Hemmati Brivanlou, in 1994, pioneered the “default model” of neural induction, which states that early embryonic cells will mature, by default, into neural tissue in the absence of any signals. But in the presence of BMP, cells will become other types of cells, like skin cells; in order for a cell to become neural, BMP must be inhibited by what scientists call neural inducers. So far, five of these inhibitors, also called antagonists, have been identified, including chordin, noggin and follistatin, the third of which was discovered by Hemmati Brivanlou’s lab in 1994. Twisted gastrulation marks the sixth.

Both BMP and its inhibitors have several potential medical applications: BMPs could be used in plastic surgery for burn victims and wound healing, and the neural inducers might lead to the replacement of damaged neural tissue in patients with stroke or neurodegenerative diseases, such as Alzheimer’s or Parkinson’s. In addition, BMPs and their inhibitors are important regulators of bone, cartilage and joint formation and thus may be used in the treatment of bone fractures or diseases associated with skeletal defects, like osteoporosis.

“There are direct medical applications for any modifier of BMP,” says Hemmati Brivanlou.

The new research may come as a surprise to the scientific community: A report published last year inNature claimed that Twisted gastrulation worked together with BMP to inhibit the growth of neural cells in frogs and fruit flies. Hemmati Brivanlou’s results in frogs have been replicated in fruit flies and zebra fish by researchers at the University of California at Irvine and at the University of Wisconsin. All three groups report their findings in the March 22 issue of Nature.
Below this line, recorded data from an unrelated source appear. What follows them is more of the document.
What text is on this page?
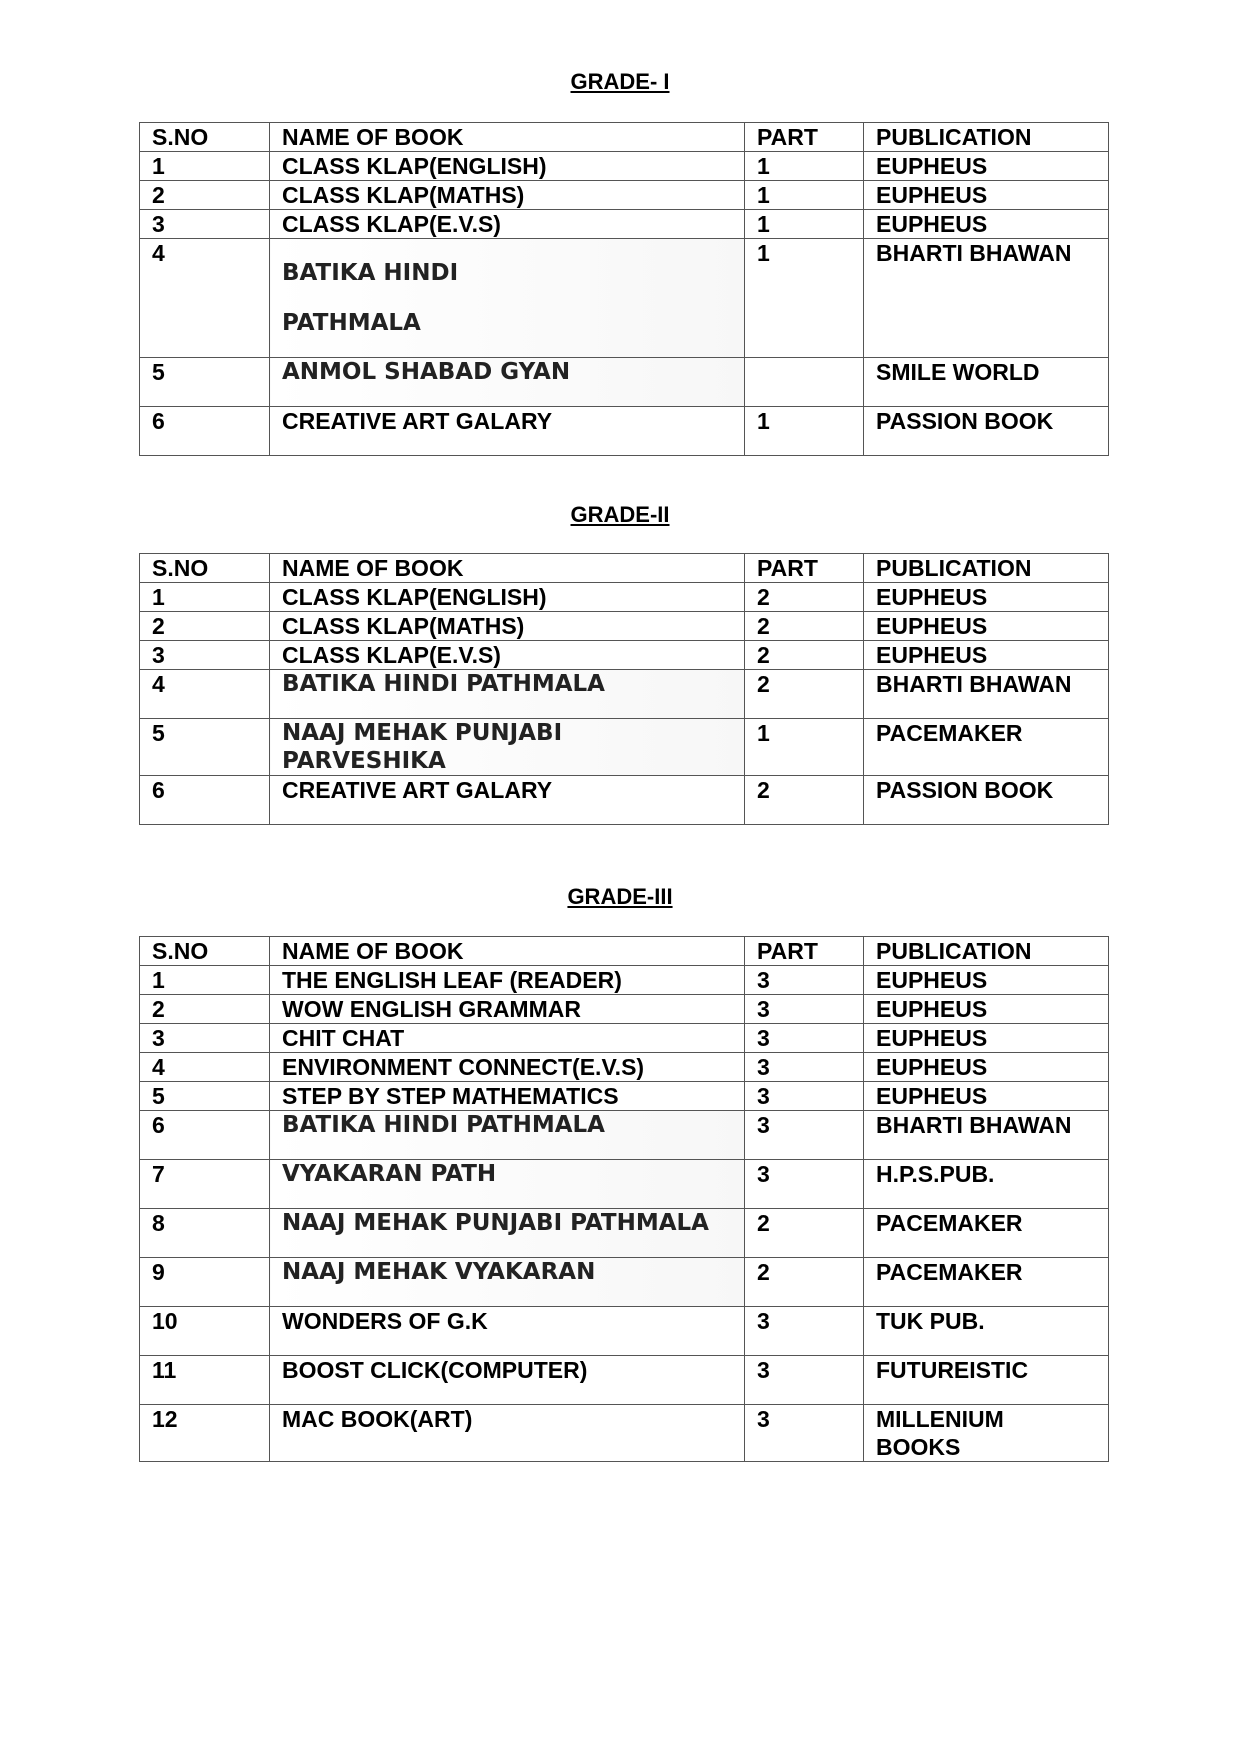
GRADE- I
S.NO	NAME OF BOOK	PART	PUBLICATION
1	CLASS KLAP(ENGLISH)	1	EUPHEUS
2	CLASS KLAP(MATHS)	1	EUPHEUS
3	CLASS KLAP(E.V.S)	1	EUPHEUS
4	BATIKA HINDI
PATHMALA	1	BHARTI BHAWAN
5	ANMOL SHABAD GYAN		SMILE WORLD
6	CREATIVE ART GALARY	1	PASSION BOOK
GRADE-II
S.NO	NAME OF BOOK	PART	PUBLICATION
1	CLASS KLAP(ENGLISH)	2	EUPHEUS
2	CLASS KLAP(MATHS)	2	EUPHEUS
3	CLASS KLAP(E.V.S)	2	EUPHEUS
4	BATIKA HINDI PATHMALA	2	BHARTI BHAWAN
5	NAAJ MEHAK PUNJABI PARVESHIKA	1	PACEMAKER
6	CREATIVE ART GALARY	2	PASSION BOOK
GRADE-III
S.NO	NAME OF BOOK	PART	PUBLICATION
1	THE ENGLISH LEAF (READER)	3	EUPHEUS
2	WOW ENGLISH GRAMMAR	3	EUPHEUS
3	CHIT CHAT	3	EUPHEUS
4	ENVIRONMENT CONNECT(E.V.S)	3	EUPHEUS
5	STEP BY STEP MATHEMATICS	3	EUPHEUS
6	BATIKA HINDI PATHMALA	3	BHARTI BHAWAN
7	VYAKARAN PATH	3	H.P.S.PUB.
8	NAAJ MEHAK PUNJABI PATHMALA	2	PACEMAKER
9	NAAJ MEHAK VYAKARAN	2	PACEMAKER
10	WONDERS OF G.K	3	TUK PUB.
11	BOOST CLICK(COMPUTER)	3	FUTUREISTIC
12	MAC BOOK(ART)	3	MILLENIUM
BOOKS
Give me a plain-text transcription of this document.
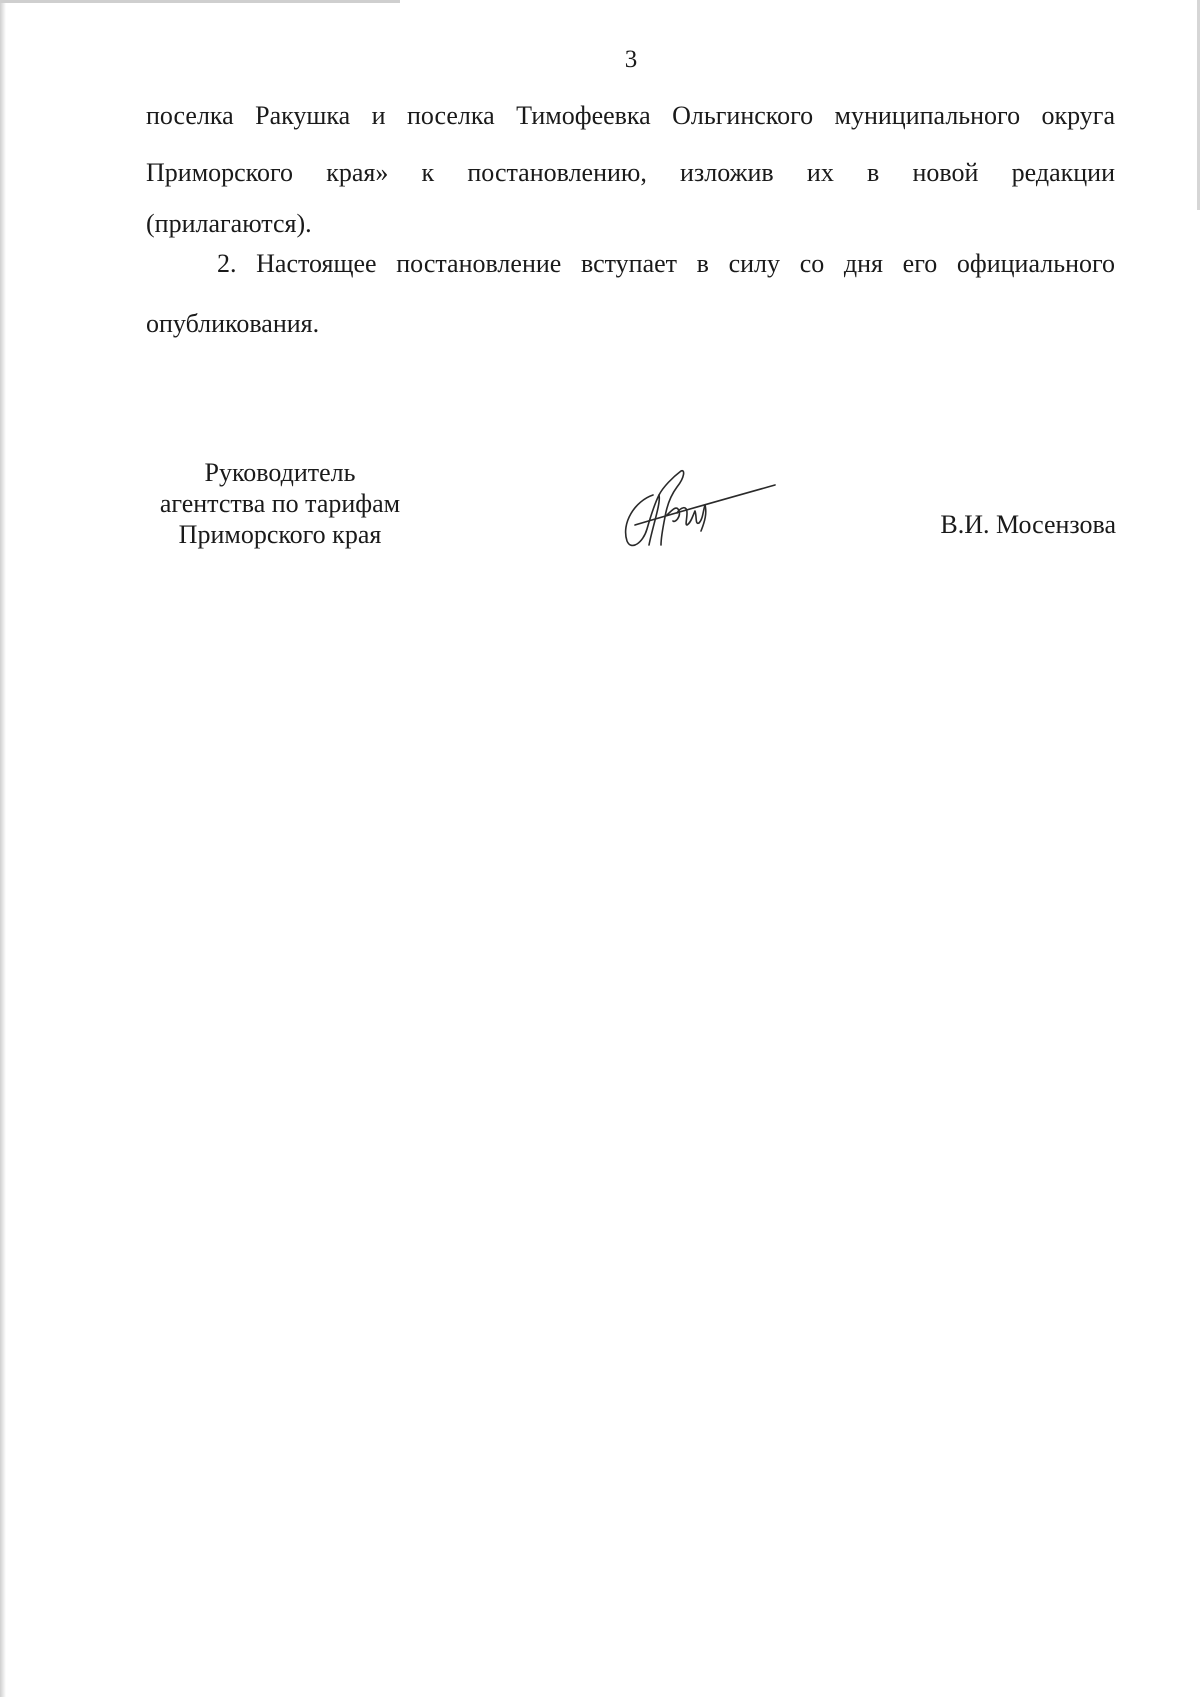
3
поселка Ракушка и поселка Тимофеевка Ольгинского муниципального округа
Приморского края» к постановлению, изложив их в новой редакции
(прилагаются).
2. Настоящее постановление вступает в силу со дня его официального
опубликования.
Руководитель
агентства по тарифам
Приморского края	В.И. Мосензова
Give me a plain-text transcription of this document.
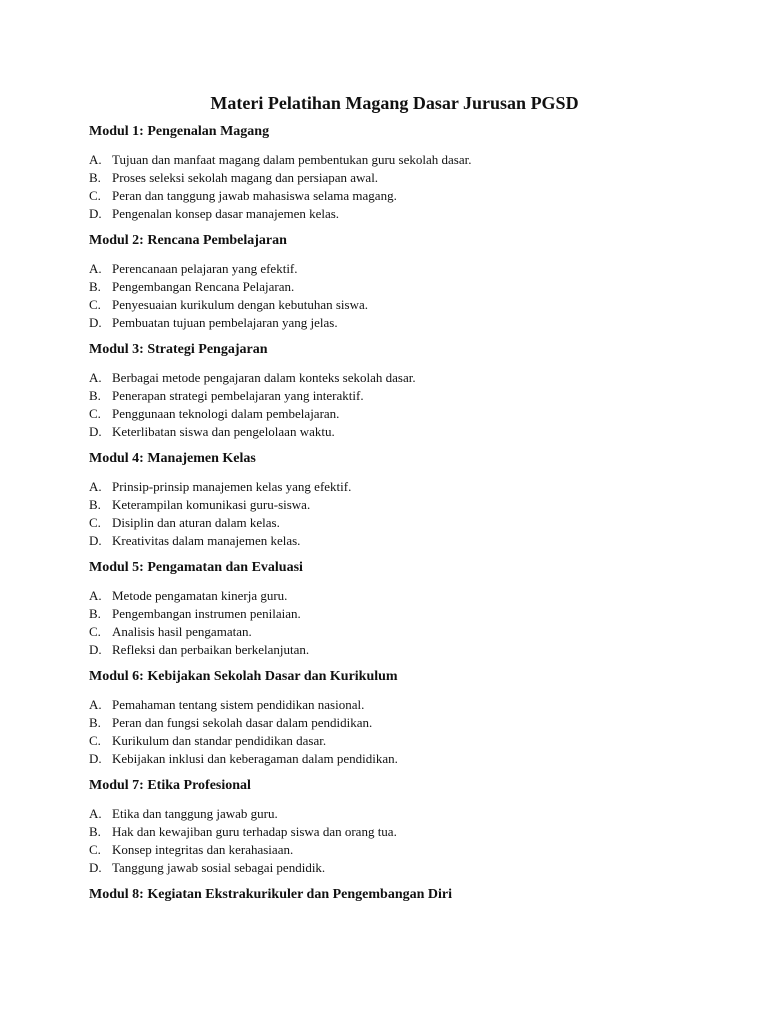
Materi Pelatihan Magang Dasar Jurusan PGSD
Modul 1: Pengenalan Magang
A. Tujuan dan manfaat magang dalam pembentukan guru sekolah dasar.
B. Proses seleksi sekolah magang dan persiapan awal.
C. Peran dan tanggung jawab mahasiswa selama magang.
D. Pengenalan konsep dasar manajemen kelas.
Modul 2: Rencana Pembelajaran
A. Perencanaan pelajaran yang efektif.
B. Pengembangan Rencana Pelajaran.
C. Penyesuaian kurikulum dengan kebutuhan siswa.
D. Pembuatan tujuan pembelajaran yang jelas.
Modul 3: Strategi Pengajaran
A. Berbagai metode pengajaran dalam konteks sekolah dasar.
B. Penerapan strategi pembelajaran yang interaktif.
C. Penggunaan teknologi dalam pembelajaran.
D. Keterlibatan siswa dan pengelolaan waktu.
Modul 4: Manajemen Kelas
A. Prinsip-prinsip manajemen kelas yang efektif.
B. Keterampilan komunikasi guru-siswa.
C. Disiplin dan aturan dalam kelas.
D. Kreativitas dalam manajemen kelas.
Modul 5: Pengamatan dan Evaluasi
A. Metode pengamatan kinerja guru.
B. Pengembangan instrumen penilaian.
C. Analisis hasil pengamatan.
D. Refleksi dan perbaikan berkelanjutan.
Modul 6: Kebijakan Sekolah Dasar dan Kurikulum
A. Pemahaman tentang sistem pendidikan nasional.
B. Peran dan fungsi sekolah dasar dalam pendidikan.
C. Kurikulum dan standar pendidikan dasar.
D. Kebijakan inklusi dan keberagaman dalam pendidikan.
Modul 7: Etika Profesional
A. Etika dan tanggung jawab guru.
B. Hak dan kewajiban guru terhadap siswa dan orang tua.
C. Konsep integritas dan kerahasiaan.
D. Tanggung jawab sosial sebagai pendidik.
Modul 8: Kegiatan Ekstrakurikuler dan Pengembangan Diri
Originally identified in the fruit fly Drosophila, Twisted gastrulation was named after mutant fruit flies lacking the Tsg gene, which appeared twisted while gastrulating. Gastrulation is a crucial stage of embryogenesis when the three germ layers are established and the primary body axes are constructed. It is at this time that the fate of cells is set. Hemmati Brivanlou’s lab is interested in studying the molecular signals that guide the formation and patterning of cells during this early stage of development.

“I am interested in elucidating the signals that establish fate,” says Hemmati Brivanlou. “How do the cells know to become heart, liver or bone?”

One unexpected, yet intriguing, finding to come out of this research involves experiments that monitor the growth of frog embryos from formless mass to complete tadpole. When other BMP antagonists, like chordin and noggin, are injected into the part of a frog embryo that does not normally become a head, a second body axis will develop, along with a second head. Embryos injected with Tsg, on the other hand, mature into tadpoles with one smaller head. Hemmati Brivanlou says that Twisted gastrulation is not as strong an inhibitor as the others and must have some other function yet to be described.

“The story is not complete,” says Hemmati Brivanlou. “We leave the door open.”

Support for this research was funded by a grant from the National Institutes of Health.

Hemmati Brivanlou and Chang’s co-authors include Douglas A. Holtzman, Samantha Chau, Troy Chickering, Elizabeth A. Woolf, Lisa M. Holmgren, Jana Bodorova, David P. Gearing and William E. Holmes, all from Millenium Pharmaceuticals.